Go Back

Buttermilk Cranberry Rusks

Sweet buttermilk rusks with cranberries, nuts, sunflower seeds and pumpkin seeds
Prep Time30 mins
Cook Time1 hr
Drying Out6 hrs
Course: Baking
Cuisine: South African
Servings: 50 rusks
Author: Melby


  • 1,5 kg self-raising flour
  • 12,5 ml baking powder
  • 10 ml salt
  • 375 g butter
  • 375 ml sugar
  • 3 eggs, beaten
  • 3 cups buttermilk
  • 1 cup bran cereal, crushed
  • 1 cup dried cranberry, nut and seed mixture See note *
  • 10 ml vanilla essence


  • Preheat the oven to 180°C.
  • Grease 3 to 4 loaf tins or one large rectangular oven pan.
  • Sift the dry ingredients together in a large mixing bowl.
  • Add the sugar, bran cereal and cranberry mixture and stir through the dry ingredients.
  • Melt the butter and let it cool down for a few minutes.
  • Add the beaten eggs and vanilla essence to the buttermilk and mix.
  • Add the buttermilk mixture and the melted butter to the dry ingredients and mix well.
  • Spoon the dough into your prepared tins or pans.
  • Bake for 45 - 60 minutes until a skewer inserted in the middle comes out clean.
  • Let the rusks cool down before you cut them into fingers or squares.
  • Place the rusks on baking sheets with some space around each rusk and dry them in a cool oven (65 - 90°C) for 5 to 6 hours or overnight.

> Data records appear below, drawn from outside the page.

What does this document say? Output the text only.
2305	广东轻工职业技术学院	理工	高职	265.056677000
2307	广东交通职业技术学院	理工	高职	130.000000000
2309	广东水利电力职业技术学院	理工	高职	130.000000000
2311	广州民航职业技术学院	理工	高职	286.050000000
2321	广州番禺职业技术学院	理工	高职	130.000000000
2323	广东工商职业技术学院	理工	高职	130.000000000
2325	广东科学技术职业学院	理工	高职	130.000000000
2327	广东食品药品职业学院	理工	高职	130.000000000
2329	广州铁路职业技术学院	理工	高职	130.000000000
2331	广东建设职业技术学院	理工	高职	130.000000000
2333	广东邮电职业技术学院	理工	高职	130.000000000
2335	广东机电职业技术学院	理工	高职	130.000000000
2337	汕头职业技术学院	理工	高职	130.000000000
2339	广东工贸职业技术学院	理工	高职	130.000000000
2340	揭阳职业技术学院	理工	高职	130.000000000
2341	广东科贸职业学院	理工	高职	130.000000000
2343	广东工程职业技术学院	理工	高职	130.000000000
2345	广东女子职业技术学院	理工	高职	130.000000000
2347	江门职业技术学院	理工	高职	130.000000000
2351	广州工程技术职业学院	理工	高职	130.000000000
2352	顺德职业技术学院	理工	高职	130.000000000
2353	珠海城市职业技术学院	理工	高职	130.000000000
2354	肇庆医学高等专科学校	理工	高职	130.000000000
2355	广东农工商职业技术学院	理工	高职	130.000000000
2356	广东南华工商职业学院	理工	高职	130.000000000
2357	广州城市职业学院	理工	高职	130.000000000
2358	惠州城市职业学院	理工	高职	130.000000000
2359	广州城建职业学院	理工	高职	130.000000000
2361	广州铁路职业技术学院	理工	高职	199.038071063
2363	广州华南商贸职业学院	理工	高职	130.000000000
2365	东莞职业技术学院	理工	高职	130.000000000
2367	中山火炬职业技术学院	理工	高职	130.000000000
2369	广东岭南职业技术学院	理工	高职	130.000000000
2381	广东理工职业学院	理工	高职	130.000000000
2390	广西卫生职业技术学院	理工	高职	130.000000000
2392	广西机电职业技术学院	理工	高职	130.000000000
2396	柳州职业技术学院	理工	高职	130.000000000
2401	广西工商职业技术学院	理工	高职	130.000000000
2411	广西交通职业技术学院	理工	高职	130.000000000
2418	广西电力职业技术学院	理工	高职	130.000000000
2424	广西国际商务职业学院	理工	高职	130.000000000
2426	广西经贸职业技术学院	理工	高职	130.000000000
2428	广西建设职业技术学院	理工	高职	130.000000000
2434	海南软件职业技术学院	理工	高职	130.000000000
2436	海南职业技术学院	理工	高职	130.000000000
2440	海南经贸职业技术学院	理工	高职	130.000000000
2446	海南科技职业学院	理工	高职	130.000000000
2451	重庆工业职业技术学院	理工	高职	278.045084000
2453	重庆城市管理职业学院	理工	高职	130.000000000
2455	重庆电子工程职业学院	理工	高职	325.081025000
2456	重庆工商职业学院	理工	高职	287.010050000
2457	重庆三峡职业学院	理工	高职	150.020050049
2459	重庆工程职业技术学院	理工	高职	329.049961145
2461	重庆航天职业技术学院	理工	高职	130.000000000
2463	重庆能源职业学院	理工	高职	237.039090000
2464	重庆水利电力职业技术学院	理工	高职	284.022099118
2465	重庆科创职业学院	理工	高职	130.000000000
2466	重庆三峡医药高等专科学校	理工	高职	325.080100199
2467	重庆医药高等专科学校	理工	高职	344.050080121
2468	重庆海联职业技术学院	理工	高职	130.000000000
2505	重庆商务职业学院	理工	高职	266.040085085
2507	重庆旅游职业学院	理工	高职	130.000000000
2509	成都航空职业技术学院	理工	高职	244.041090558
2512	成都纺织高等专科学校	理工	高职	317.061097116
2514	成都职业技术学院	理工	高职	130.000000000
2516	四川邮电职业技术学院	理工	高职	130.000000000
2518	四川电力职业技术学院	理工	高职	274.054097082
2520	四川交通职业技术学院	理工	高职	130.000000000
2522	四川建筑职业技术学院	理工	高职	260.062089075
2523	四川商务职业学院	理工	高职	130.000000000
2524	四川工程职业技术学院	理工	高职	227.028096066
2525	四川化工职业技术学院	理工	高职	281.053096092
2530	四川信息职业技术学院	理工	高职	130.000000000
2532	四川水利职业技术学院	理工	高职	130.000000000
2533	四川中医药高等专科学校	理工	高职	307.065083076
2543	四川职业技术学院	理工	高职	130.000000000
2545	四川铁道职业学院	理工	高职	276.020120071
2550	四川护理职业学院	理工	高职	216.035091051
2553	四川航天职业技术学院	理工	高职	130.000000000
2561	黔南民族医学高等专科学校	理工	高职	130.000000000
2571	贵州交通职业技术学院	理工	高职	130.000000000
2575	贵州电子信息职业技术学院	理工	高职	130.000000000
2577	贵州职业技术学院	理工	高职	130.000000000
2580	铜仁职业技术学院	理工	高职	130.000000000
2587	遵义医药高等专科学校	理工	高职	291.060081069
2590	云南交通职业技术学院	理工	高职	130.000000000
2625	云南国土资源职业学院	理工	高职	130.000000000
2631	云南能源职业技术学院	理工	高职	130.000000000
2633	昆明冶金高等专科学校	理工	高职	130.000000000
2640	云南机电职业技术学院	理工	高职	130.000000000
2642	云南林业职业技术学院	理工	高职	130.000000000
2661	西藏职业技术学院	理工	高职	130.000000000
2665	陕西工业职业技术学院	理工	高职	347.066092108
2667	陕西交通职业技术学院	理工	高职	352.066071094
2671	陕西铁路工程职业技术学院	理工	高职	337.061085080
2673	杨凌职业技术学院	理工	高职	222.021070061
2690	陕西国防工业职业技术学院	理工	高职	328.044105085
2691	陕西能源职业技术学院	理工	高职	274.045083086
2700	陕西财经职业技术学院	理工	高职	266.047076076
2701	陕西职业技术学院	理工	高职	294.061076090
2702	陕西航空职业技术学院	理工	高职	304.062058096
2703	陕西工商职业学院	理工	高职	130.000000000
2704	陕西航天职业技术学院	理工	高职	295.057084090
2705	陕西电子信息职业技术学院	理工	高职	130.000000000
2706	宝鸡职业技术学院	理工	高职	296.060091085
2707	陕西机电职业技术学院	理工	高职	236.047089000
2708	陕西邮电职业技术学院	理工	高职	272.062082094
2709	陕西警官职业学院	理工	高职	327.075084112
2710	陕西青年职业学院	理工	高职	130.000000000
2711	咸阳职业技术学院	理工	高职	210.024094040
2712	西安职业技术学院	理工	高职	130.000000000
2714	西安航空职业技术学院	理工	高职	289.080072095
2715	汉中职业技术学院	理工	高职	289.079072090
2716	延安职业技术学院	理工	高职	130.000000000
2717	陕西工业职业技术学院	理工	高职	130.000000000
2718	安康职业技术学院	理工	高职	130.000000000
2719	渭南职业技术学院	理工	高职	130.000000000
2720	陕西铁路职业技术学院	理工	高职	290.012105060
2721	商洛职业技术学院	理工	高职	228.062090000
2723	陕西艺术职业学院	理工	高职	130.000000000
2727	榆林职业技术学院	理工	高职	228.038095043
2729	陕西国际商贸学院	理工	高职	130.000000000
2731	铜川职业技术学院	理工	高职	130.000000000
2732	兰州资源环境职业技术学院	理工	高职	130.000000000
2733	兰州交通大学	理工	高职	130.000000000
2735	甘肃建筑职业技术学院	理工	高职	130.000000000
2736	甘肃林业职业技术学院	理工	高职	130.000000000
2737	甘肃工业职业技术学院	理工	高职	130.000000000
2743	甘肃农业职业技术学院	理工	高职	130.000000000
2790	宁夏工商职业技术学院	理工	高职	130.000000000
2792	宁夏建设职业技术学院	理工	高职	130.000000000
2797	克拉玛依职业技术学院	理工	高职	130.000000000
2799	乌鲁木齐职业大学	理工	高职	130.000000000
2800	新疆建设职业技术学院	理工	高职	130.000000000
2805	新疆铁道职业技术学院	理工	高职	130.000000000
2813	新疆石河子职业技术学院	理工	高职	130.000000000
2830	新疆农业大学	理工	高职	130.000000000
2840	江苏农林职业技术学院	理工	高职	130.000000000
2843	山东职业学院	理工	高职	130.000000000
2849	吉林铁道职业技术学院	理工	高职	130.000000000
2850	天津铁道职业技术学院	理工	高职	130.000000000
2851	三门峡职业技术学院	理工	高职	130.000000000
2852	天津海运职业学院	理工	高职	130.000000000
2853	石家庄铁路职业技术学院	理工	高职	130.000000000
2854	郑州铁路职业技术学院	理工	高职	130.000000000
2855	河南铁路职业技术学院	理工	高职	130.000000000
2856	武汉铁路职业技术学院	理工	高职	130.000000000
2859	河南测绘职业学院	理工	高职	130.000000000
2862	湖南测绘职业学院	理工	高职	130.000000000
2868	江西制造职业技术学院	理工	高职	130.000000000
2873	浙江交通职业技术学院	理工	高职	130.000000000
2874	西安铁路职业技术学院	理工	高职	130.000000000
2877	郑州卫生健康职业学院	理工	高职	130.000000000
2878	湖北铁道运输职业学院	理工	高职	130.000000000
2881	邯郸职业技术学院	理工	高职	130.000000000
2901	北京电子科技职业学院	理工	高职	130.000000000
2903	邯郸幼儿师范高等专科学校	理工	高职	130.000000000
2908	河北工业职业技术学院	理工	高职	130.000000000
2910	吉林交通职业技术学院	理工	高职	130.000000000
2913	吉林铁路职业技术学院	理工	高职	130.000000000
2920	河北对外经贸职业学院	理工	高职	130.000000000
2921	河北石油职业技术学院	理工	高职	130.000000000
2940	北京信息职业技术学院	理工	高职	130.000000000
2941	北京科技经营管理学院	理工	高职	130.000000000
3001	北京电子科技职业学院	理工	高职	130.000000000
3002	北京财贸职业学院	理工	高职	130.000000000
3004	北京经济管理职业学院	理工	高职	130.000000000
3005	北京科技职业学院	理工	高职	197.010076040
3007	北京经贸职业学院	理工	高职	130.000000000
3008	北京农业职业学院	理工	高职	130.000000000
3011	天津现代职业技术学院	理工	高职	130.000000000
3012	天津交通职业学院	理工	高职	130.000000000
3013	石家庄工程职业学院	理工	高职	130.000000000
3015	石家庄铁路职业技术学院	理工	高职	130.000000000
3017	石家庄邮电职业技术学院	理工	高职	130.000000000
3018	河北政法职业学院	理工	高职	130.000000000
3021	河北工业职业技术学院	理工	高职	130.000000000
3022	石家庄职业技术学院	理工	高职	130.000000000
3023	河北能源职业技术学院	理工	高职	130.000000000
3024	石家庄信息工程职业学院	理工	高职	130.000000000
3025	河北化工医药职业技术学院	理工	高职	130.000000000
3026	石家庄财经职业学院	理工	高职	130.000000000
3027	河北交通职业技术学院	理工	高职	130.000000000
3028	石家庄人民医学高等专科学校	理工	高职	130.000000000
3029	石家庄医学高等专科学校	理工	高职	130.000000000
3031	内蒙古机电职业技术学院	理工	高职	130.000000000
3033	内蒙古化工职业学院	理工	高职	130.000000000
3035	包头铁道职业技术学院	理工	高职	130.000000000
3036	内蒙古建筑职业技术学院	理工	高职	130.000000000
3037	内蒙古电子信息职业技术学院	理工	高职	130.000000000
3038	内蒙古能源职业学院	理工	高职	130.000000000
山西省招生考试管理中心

Leave the oven door slightly open to aid the drying process.


  • For the cranberry-nut mixture: I mix together a ¼ cup each of dried cranberries, raw cashews, sunflower seeds and pumpkin seeds. I give it all a rough chop before adding.
  • You can replace this mixture with any other of your liking (I use cashew nuts because my husband can't eat other nuts), or just with some muesli or raisins.
  • I am not very good at cutting rusks, biscuits or brownies into uniform units. I have therefore invested in a rusk pan and cutter (available online at kitchen shops or at baking wholesalers). Once you have spooned the dough into the rusk pan, you spray the cutter with non-stick spray and push down into the dough. Remove the cutter and bake the rusks as indicated. Once the rusks have cooled down, you can break them apart from each other. 
  • The smaller you cut the rusks, the more you will have and the quicker they will dry out. However, don't cut them too small - you need a good-sized rusk to hold on to while dunking!